Duas sabedorias.



Istambul é uma cidade singular. É predominantemente muçulmana, mas não tenta impor seus preceitos religiosos aos visitantes de outros credos. Debruça-se sobre a Europa, mas possui vários bairros na Ásia. Nela escutam-se, simultaneamente, a chamada dos muezins para a reza noturna das vinte horas e os acordes das primeiras baladas que começam a pipocar ao longo do estreito de Bósforo - baladas que abrigam no mesmo recinto o chador e o piercing.

A cidade é também um modelo de convivência para este conturbado início de século, em que já tivemos duas guerras ( Afeganistão e Iraque) cuja ignição se deu pela intolerância religiosa - ou, em última análise, pela não aceitação de uma visão de mundo diferente daquela tido como "a correta". Se a finalidade última do Direito Internacional é a obtenção e a manutenção de paz, harmonia e colaboração entre as diversas nações, então o dia-a-dia de Istambul, que tanto fez pelo Direito ocidental, devia ser acompanhado mais de perto.

Quando Roma destroçou-se, invadida por sucessivas hordas selvagens, foi lá que o Direito encontrou abrigo em meio ao tumulto e alvoroço que sacudiu a Europa por quase mil anos. O imperador Justiniano, percebendo a importância de salvaguardar a herança representada por séculos de estudos jurídicos, nomeou uma comissão composta de ministros e jurisconsultos para compilar o que então se entendia por Direito. Do trabalho desta comissão surgiu o Corpus Juris Civilis, de capital importância para um evento que só se daria muito depois: o ressurgimento de um direito codificado que pudesse ser estudado, compreendido e observado pela sociedade civil.

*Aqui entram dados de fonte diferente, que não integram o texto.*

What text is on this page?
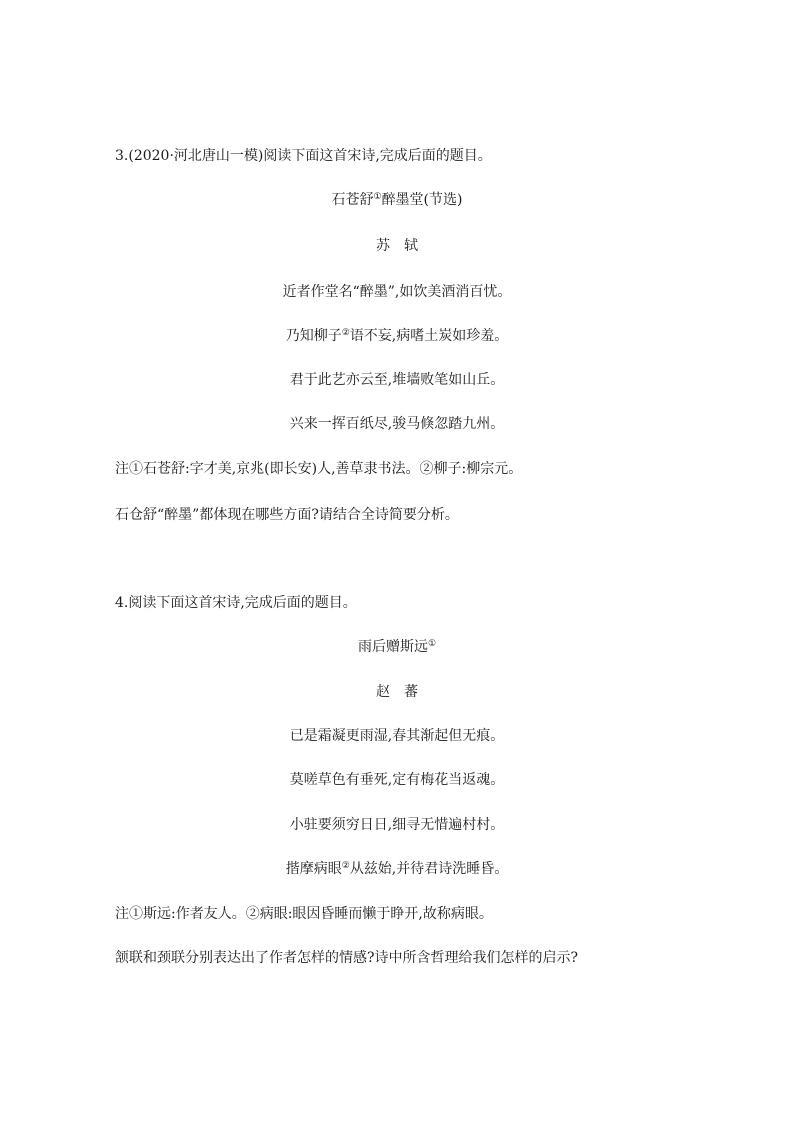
3.(2020·河北唐山一模)阅读下面这首宋诗,完成后面的题目。
石苍舒①醉墨堂(节选)
苏轼
近者作堂名“醉墨”,如饮美酒消百忧。
乃知柳子②语不妄,病嗜土炭如珍羞。
君于此艺亦云至,堆墙败笔如山丘。
兴来一挥百纸尽,骏马倏忽踏九州。
注①石苍舒:字才美,京兆(即长安)人,善草隶书法。②柳子:柳宗元。
石仓舒“醉墨”都体现在哪些方面?请结合全诗简要分析。
4.阅读下面这首宋诗,完成后面的题目。
雨后赠斯远①
赵蕃
已是霜凝更雨湿,春其渐起但无痕。
莫嗟草色有垂死,定有梅花当返魂。
小驻要须穷日日,细寻无惜遍村村。
揩摩病眼②从兹始,并待君诗洗睡昏。
注①斯远:作者友人。②病眼:眼因昏睡而懒于睁开,故称病眼。
颔联和颈联分别表达出了作者怎样的情感?诗中所含哲理给我们怎样的启示?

Indo mais além, pode-se afirmar que os três pilares sobre os quais se erige a civilização ocidental (moral judaico-cristã, filosofia grega e direito romano) devem muito de sua preservação à antiga colônia grega de Bizânzio, posteriormente rebatizada de Constantinopla - a Constantinopla tão mencionada nos livros escolares - e que novamente mudou de nome quando da conquista turca de 1453, marco que pôs fim à Idade Média. Não é à toa, portanto, que a moderna Istambul abriga uma basílica que, depois de séculos servindo como catedral e mesquita, encontra-se atualmente dessacralizada - Aya Sofya, a Santa Sabedoria concretizada em uma das maiores realizações arquitetônicas do mundo.

O filósofo John Stuart Mill observou certa vez que existem dois tipos de sabedoria no mundo: uma é sempre crescente, representada pelos avanços tecnológicos e científicos, enquanto que da outra, ligadas às coisas do espírito,"há praticamente uma quantidade igual em todas as épocas". Tive a felicidade de estar em Istambul mês passado, durante o Ramandan muçulmano, juntamente com minha esposa. Tivemos a felicidade de haurir um infinitésimo desta rara sabedoria sob a cúpula de 56m de altura e 1400 anos de Santa Sofia. Por um átimo, tudo pareceu-me como realmente é, infinito.

Não jejuamos, bebemos cerveja nos terraços acalentados pelo verão euro-asiático e ela só cobriu os cabelos ao visitar as mesquitas. Ainda assim fomos bem recebidos em todos os lugares. Sob a cúpula de Santa Sofia, repleta de turistas com netbooks e smartphones, surgiu a idéia para o texto que ora encerro. Não existe lugar mais propício para uma epifania do que aquele monumento ecumênico ao espírito humano, que transcende a religião ou a política. Se o Direito, em seus vários ramos, visa precipuamente a manutenção da paz e o estímulo ao aprimoramento de pessoas individuais e coletivas, a noção do que a cidade significou para o Direito Privado no passado poderá ser uma ponte para uma nova significação do Direito Público, na sua acepção mais ampla, nestes tempos de fronteiras fluidas, corrupção desenfreada e intolerância crescente.